A court order from Monday confirms that a virtual hearing regarding the letters and the defense’s motion is scheduled for Wednesday.

However, the government claims that the former CEO of FTX has complained about the volume of discovery — lawyers alleged that roughly eight million documents were produced by the government recently. In an Aug. 25 letter, the defendants identified four million pages, and on Aug. 28, they called out 3.7 million pages.

The government claims that Bankman-Fried’s “representations are distorted to the point of being misleading,” and that the millions of pages of discovery obtained came from the defendant’s Google accounts.

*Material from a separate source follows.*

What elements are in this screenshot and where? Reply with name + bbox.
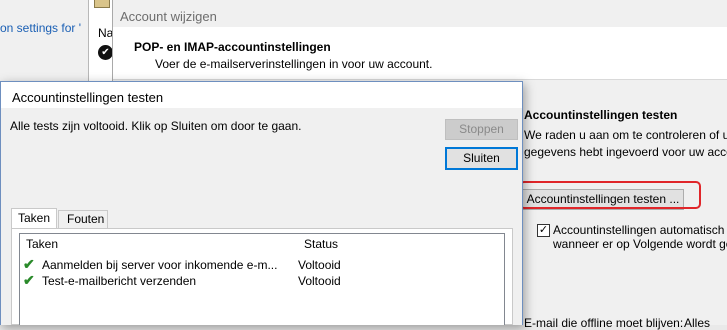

The material would have been supplied sooner, but there was a mishap with Google. As it stands, they continue, the discovery was identified prior to the cut-off date, which was back in July.

Despite the complaints, there’s no proof that what the government has identified breaks Rule 16. This rule essentially ensures that the government discloses certain evidence it plans to use during the trial, according to the Legal Information Institute at Cornell Law School.

In addition, the government pushed back against seven expert witnesses, asking the court to exclude their testimonies.

“The defense’s proposed experts and accompanying disclosures suffer from an array of deficiencies that warrant preclusion of all seven witnesses,” the DOJ argues.

One of the proposed testimonies was set to come from an English barrister, Lawrence Akka, who planned to say that the FTX’s terms of service “gave rise only to a contractual creditor-debtor relationship.”

The government argued that the barrister’s interpretation of the terms of service is “plainly inadmissible.”

Similarly, the attorneys sought to dismiss the testimony from Professor Bradley Smith, who was set to speak on federal election laws.

The testimony from consultant Peter Vinella was deemed questionable, as he “lacks sufficient expertise.” In total, four of the seven possible testimonies were from leaders of different consulting firms.

Another consultant, Joseph Pimbley, was denied by the government on the grounds that his testimony on FTX’s coding was “unnecessary” since the DOJ plans to call both Gary Wang and Nishad Singh to the stand. Both Singh and Wang not only have experience with FTX’s code but also worked at FTX.

The government asked the court to ”exercise its gatekeeping authority and preclude such impermissible expert testimony.”

In addition to the back and forth, Bankman-Fried’s lawyers have also filed an appeal with the Second Circuit Court of Appeals claiming that he was only exercising his First Amendment rights by sharing the writings of Caroline Ellison with the New York Times. Ellison previously led Alameda Research; she and Bankman-Fried were once romantically linked.

A judge revoked Bankman-Fried’s bail back on Aug. 11, stating that there was probable cause to support witness tampering.